Hamilton torna in alto: un’inizio di stagione che smentisce chi lo dava in declino
09/06/2026 12:43:00 Tempo di lettura: 4 minuti

Lewis Hamilton non ha solo risalito la classifica dal quarto posto al secondo: ha avuto la pazienza e la costanza, attraverso i risultati, di cambiare la percezione che il paddock aveva di lui dopo anni difficili tra Mercedes e Ferrari. La sua seconda stagione in Ferrari non è un semplice miglioramento tecnico quanto piuttosto un modo per ricordare al mondo che lui è un sette volte campione del mondo. E le sue parole dopo Monaco lo confermano: Hamilton sente di essere entrato in una fase in cui deve “ricordare alla gente chi è”.
Il risultato? Un inizio di stagione che, per la prima volta dal 2021, lo riporta stabilmente tra le posizioni che contano all’inseguimento di una Mercedes ancora troppo veloce.

 

Un podio dopo l’altro: i risultati che parlano più delle parole

Hamilton torna in alto: un’inizio di stagione che smentisce chi lo dava in declino

Il secondo posto di Monaco non è un episodio isolato: è la prova concreta di un trend positivo. Hamilton ha conquistato il podio in metà delle gare disputate finora, un salto netto rispetto allo scorso anno, quando si era fatto sfuggire le poche occasioni avute.

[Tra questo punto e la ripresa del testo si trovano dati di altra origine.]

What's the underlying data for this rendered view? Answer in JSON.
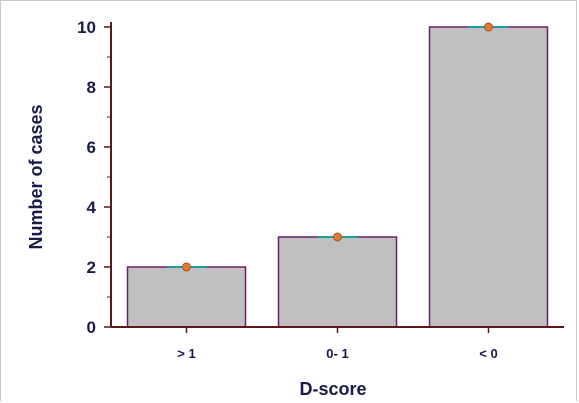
{
  "chart_data": {
    "type": "bar",
    "categories": [
      "> 1",
      "0- 1",
      "< 0"
    ],
    "values": [
      2,
      3,
      10
    ],
    "title": "",
    "xlabel": "D-score",
    "ylabel": "Number of cases",
    "ylim": [
      0,
      10
    ],
    "yticks": [
      "0",
      "2",
      "4",
      "6",
      "8",
      "10"
    ],
    "grid": false,
    "legend": "none",
    "colors": {
      "bar_fill": "#c0c0c0",
      "bar_stroke": "#6a1f6a",
      "axis": "#5a1a1a",
      "marker": "#e07a3a",
      "marker_line": "#1aa0a0",
      "text": "#1a1a4a"
    }
  }
}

«Sono grato di essere andato avanti perché siamo partiti terzi e arrivare secondi è fantastico», ha detto dopo la gara.


Poi la frase che definisce il momento:

«Mi fa sentire come se fossi in un periodo in cui devo ricordare alla gente chi sono».

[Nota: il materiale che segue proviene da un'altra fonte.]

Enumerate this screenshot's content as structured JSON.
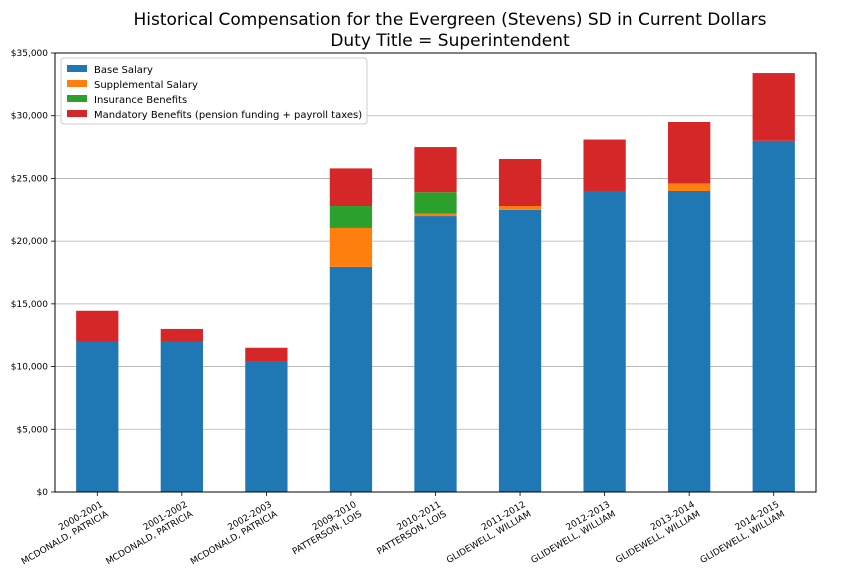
{
  "chart_data": {
    "type": "bar",
    "stacked": true,
    "title": "Historical Compensation for the Evergreen (Stevens) SD in Current Dollars",
    "subtitle": "Duty Title = Superintendent",
    "categories": [
      [
        "2000-2001",
        "MCDONALD, PATRICIA"
      ],
      [
        "2001-2002",
        "MCDONALD, PATRICIA"
      ],
      [
        "2002-2003",
        "MCDONALD, PATRICIA"
      ],
      [
        "2009-2010",
        "PATTERSON, LOIS"
      ],
      [
        "2010-2011",
        "PATTERSON, LOIS"
      ],
      [
        "2011-2012",
        "GLIDEWELL, WILLIAM"
      ],
      [
        "2012-2013",
        "GLIDEWELL, WILLIAM"
      ],
      [
        "2013-2014",
        "GLIDEWELL, WILLIAM"
      ],
      [
        "2014-2015",
        "GLIDEWELL, WILLIAM"
      ]
    ],
    "series": [
      {
        "name": "Base Salary",
        "color": "#1f77b4",
        "values": [
          12000,
          12000,
          10400,
          17950,
          22000,
          22500,
          24000,
          24000,
          28000
        ]
      },
      {
        "name": "Supplemental Salary",
        "color": "#ff7f0e",
        "values": [
          0,
          0,
          0,
          3100,
          200,
          300,
          0,
          600,
          0
        ]
      },
      {
        "name": "Insurance Benefits",
        "color": "#2ca02c",
        "values": [
          0,
          0,
          0,
          1750,
          1700,
          0,
          0,
          0,
          0
        ]
      },
      {
        "name": "Mandatory Benefits (pension funding + payroll taxes)",
        "color": "#d62728",
        "values": [
          2450,
          1000,
          1100,
          3000,
          3600,
          3750,
          4100,
          4900,
          5400
        ]
      }
    ],
    "yticks": [
      "$0",
      "$5,000",
      "$10,000",
      "$15,000",
      "$20,000",
      "$25,000",
      "$30,000",
      "$35,000"
    ],
    "ylim": [
      0,
      35000
    ],
    "grid": "horizontal",
    "legend_position": "top-left"
  }
}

Il sorpasso in classifica su Charles Leclerc e George Russell, oltre al secondo posto nel mondiale, sono la conferma numerica di un ritorno che non è più solo percezione, ma sostanza.

 

Il ruolo di Vasseur e la Ferrari che Hamilton aveva chiesto

Il miglioramento non è solo merito di Hamilton e il britannico non ha paura di dirlo chiaramente: la Ferrari di oggi è anche il risultato delle modifiche che aveva richiesto con forza lo scorso anno, e che Frédéric Vasseur ha avuto il coraggio di ascoltare.

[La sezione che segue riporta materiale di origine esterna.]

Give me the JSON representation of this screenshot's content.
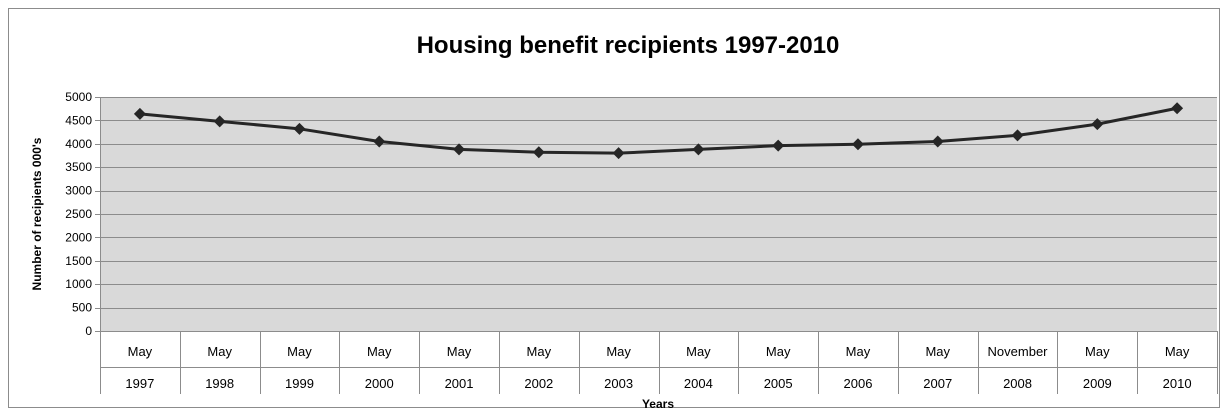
{
  "chart_data": {
    "type": "line",
    "title": "Housing benefit recipients 1997-2010",
    "xlabel": "Years",
    "ylabel": "Number of recipients 000's",
    "ylim": [
      0,
      5000
    ],
    "yticks": [
      0,
      500,
      1000,
      1500,
      2000,
      2500,
      3000,
      3500,
      4000,
      4500,
      5000
    ],
    "grid": true,
    "legend": "none",
    "categories": [
      {
        "month": "May",
        "year": "1997"
      },
      {
        "month": "May",
        "year": "1998"
      },
      {
        "month": "May",
        "year": "1999"
      },
      {
        "month": "May",
        "year": "2000"
      },
      {
        "month": "May",
        "year": "2001"
      },
      {
        "month": "May",
        "year": "2002"
      },
      {
        "month": "May",
        "year": "2003"
      },
      {
        "month": "May",
        "year": "2004"
      },
      {
        "month": "May",
        "year": "2005"
      },
      {
        "month": "May",
        "year": "2006"
      },
      {
        "month": "May",
        "year": "2007"
      },
      {
        "month": "November",
        "year": "2008"
      },
      {
        "month": "May",
        "year": "2009"
      },
      {
        "month": "May",
        "year": "2010"
      }
    ],
    "series": [
      {
        "values": [
          4640,
          4480,
          4320,
          4050,
          3880,
          3820,
          3800,
          3880,
          3960,
          3990,
          4050,
          4180,
          4420,
          4760
        ]
      }
    ],
    "colors": {
      "plot_background": "#d9d9d9",
      "gridline": "#8c8c8c",
      "line": "#262626",
      "marker": "#262626"
    }
  }
}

«Non avrei potuto farlo senza questa squadra, senza l’affidabilità che abbiamo e anche senza Fred. L’anno scorso è stato davvero difficile per entrambi e gli ho chiesto a gran voce di apportare alcune modifiche; lui ha tenuto duro e le ha realizzate, e ora ne sto vedendo i frutti».

 

È un Hamilton che riconosce, che ringrazia, ma soprattutto che sente di avere finalmente la macchina per esprimersi come il mondo sa che può fare. È per questo motivo che quando dice:

«Nella vita è più facile inseguire che difendere», rivela la sua mentalità attuale: non è più un campione che sopravvive a una vettura che non sente sua, ma un campione che sa di poter competere e di poter finalmente guidare lui la macchina e non più il contrario.

 

Hamilton non sta vivendo un semplice buon momento: sta ricostruendo la sua narrativa. I risultati lo riportano ai vertici, le sensazioni lo confermano, le sue parole lo dichiarano apertamente. È un pilota che sente di dover ricordare al mondo chi è dopo anni in cui è stato in balia di macchine che non dimostravano il suo reale potenziale. La stagione è lunga, ma una cosa è già chiara: Hamilton è tornato a essere un problema prima per il suo compagno di squadra e poi per tutti gli altri.